Апелляции к культуре России (9,1% от общего числа зарубежных прецедентных феноменов в заголовках британской прессы) наблюдаются, прежде всего, в рамках сферы-источника «История и политика», где наиболее частотными являются лидеры страны (Tsar, Lenin, Stalin, Gorbachev), советские реалии (Comrade, Gulag). Сфера-источник «Государственная символика» представлена прецедентными феноменами Russian Bear и Kremlin. Менее значительны обращения британских журналистов к сфере-источнику «Литература», а именно к произведениям русских классиков (Crime and Punishment, War and Peace, Dead souls). Как показывает исследование, заголовки в британской прессе, в которых зафиксирован интертекстуальный знак русского происхождения, относятся, прежде всего, к статьям, посвященным событиям в России и СНГ, а также странам бывшего социалистического лагеря. Столь широкая сфера применения данных единиц русского происхождения позволяет говорить о том, что в фоновых знаниях среднего представителя британского лингвокультурного общества не существует достаточно четкого представления о том, что является истинно русским. На основе высокой частотности апелляций к прецедентным феноменам советского периода можно сказать, что русское – это, прежде всего, то, что связано с социализмом и коммунизмом.

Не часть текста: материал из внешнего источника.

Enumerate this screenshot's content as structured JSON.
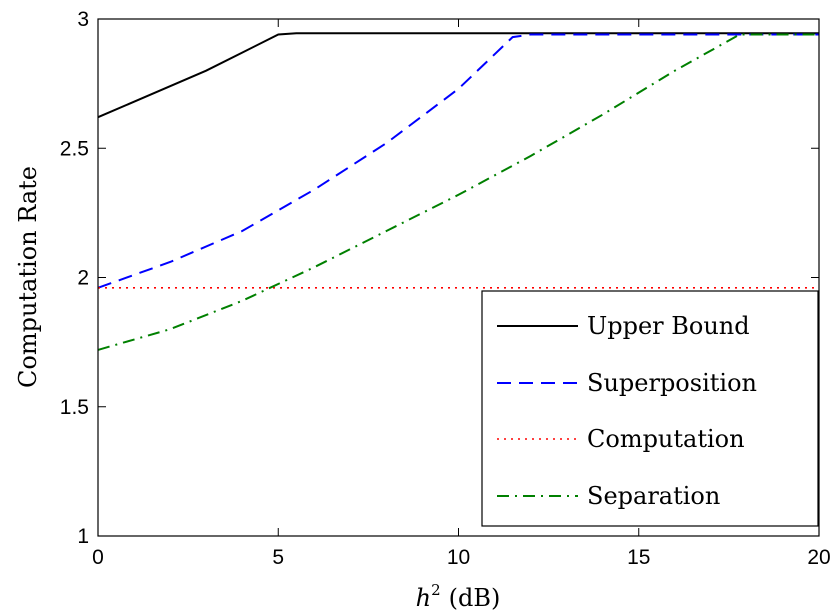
{
  "chart_data": {
    "type": "line",
    "xlabel": "h",
    "xlabel_sup": "2",
    "xlabel_unit": "(dB)",
    "ylabel": "Computation Rate",
    "xlim": [
      0,
      20
    ],
    "ylim": [
      1,
      3
    ],
    "x_ticks": [
      "0",
      "5",
      "10",
      "15",
      "20"
    ],
    "y_ticks": [
      "1",
      "1.5",
      "2",
      "2.5",
      "3"
    ],
    "grid": false,
    "legend_position": "bottom-right",
    "series": [
      {
        "name": "Upper Bound",
        "style": "solid",
        "color": "#000000",
        "x": [
          0,
          1,
          2,
          3,
          4,
          5,
          5.5,
          20
        ],
        "y": [
          2.62,
          2.68,
          2.74,
          2.8,
          2.87,
          2.94,
          2.945,
          2.945
        ]
      },
      {
        "name": "Superposition",
        "style": "dashed",
        "color": "#0000ff",
        "x": [
          0,
          2,
          4,
          6,
          8,
          10,
          11.5,
          12,
          20
        ],
        "y": [
          1.96,
          2.06,
          2.18,
          2.34,
          2.52,
          2.73,
          2.93,
          2.94,
          2.94
        ]
      },
      {
        "name": "Computation",
        "style": "dotted",
        "color": "#ff0000",
        "x": [
          0,
          20
        ],
        "y": [
          1.96,
          1.96
        ]
      },
      {
        "name": "Separation",
        "style": "dashdot",
        "color": "#008000",
        "x": [
          0,
          2,
          4,
          6,
          8,
          10,
          12,
          14,
          16,
          17.8,
          20
        ],
        "y": [
          1.72,
          1.8,
          1.91,
          2.04,
          2.18,
          2.32,
          2.47,
          2.63,
          2.8,
          2.94,
          2.94
        ]
      }
    ]
  }
}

Применив метод сплошной выборки, проанализируем публикации, заголовки которых содержат прецедентный феномен, и определим насколько глубоки должны быть фоновые знания среднего британского читателя для адекватного понимания прагматической установки автора.

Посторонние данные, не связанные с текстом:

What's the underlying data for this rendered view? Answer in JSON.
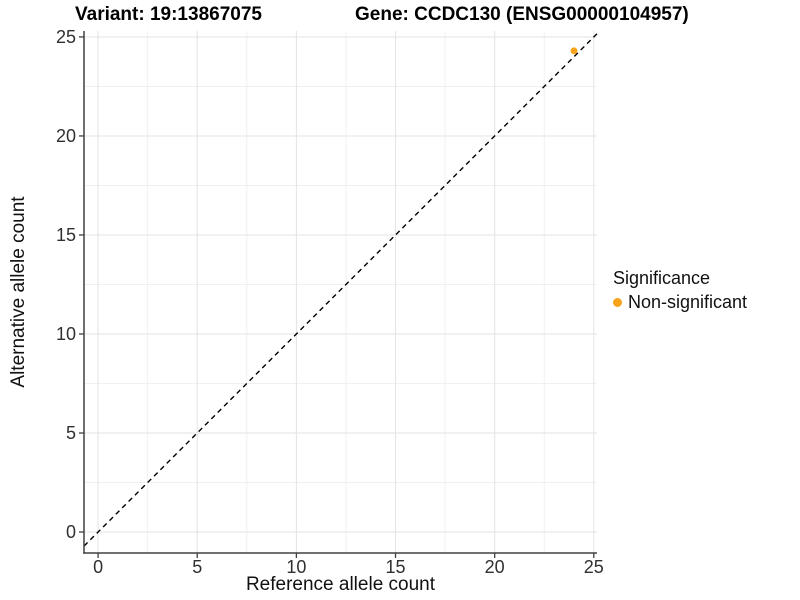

^ Dangerous Russia: Fools and Bad Roads (the Economist, March 22, 2007). В заголовке наблюдается апелляция к произведению Н.В. Гоголя «Мертвые души», в котором говорится, о том, что на Руси две беды – дураки и плохие дороги. Однако автор анализируемой статьи полагает, что с XIX века, когда был создан данный прецедент, в России количество бед значительно увеличилось, поскольку здесь постоянно гибнут люди. Далее с целью подтверждения данного тезиса журналист приводит статистику несчастных случаев за последнюю неделю: «More than 100 people perished this week after an explosion at a Siberian mine. Thousands of kilometres away more than 60 died in a fire at a retirement home on the Sea of Azov. A few days earlier a plane crash killed six Russians in the southern city of Samara». Думается, что прецедентный феномен, вынесенный в заголовок, имеет системный смысл, что в соответствии с классификацией В.В. Красных предполагает понимание глубинного значения высказывания, прецедентной ситуации и связанных с ними коннотаций [Красных 1997: 95].

^ The return of Mr Nyet (the Economist, July 17, 2008). В заголовке наблюдается отсылка к прецедентному имени Mr. Nyet. В западном мире так называли министра иностранных дел СССР Андрея Громыко (на посту с1957 по 1985 гг.), отличительной чертой которого была привычка отвечать отказом. Действия Дмитрия Медведева на саммите Большой Восьмерки позволили журналисту осуществить перенос данного дифференциального признака на личность президента России и охарактеризовать его как нового Мистера Нет. В данном случае, также необходимо знания прецедентной ситуации, в частности, особых отношений СССР со странами Запада и США в период Холодной Войны, для адекватного понимания идеи автора.

^ South-East Asia’s Gorbachev? (the Economist, July 3, 2008). В когнитивной базе среднего британца прецедентное имя Gorbachev имеет следующее значение: «A statesman who emerged from deep inside a declining, dysfunctional system and yet had the courage to carry out risky but badly needed political reforms» (политический деятель, который внезапно появился из глубин умирающей государственной системы и нашел в себе силы провести рискованные, но необходимые реформы – перевод наш). Указанные качества переносятся на политического лидера Малайзии, которому посвящена публикация. В данном случае для понимания сравнения, которое осуществляется автором статьи, необходимо знание дифференциальных признаков прецедентного имени, используемого в заголовке.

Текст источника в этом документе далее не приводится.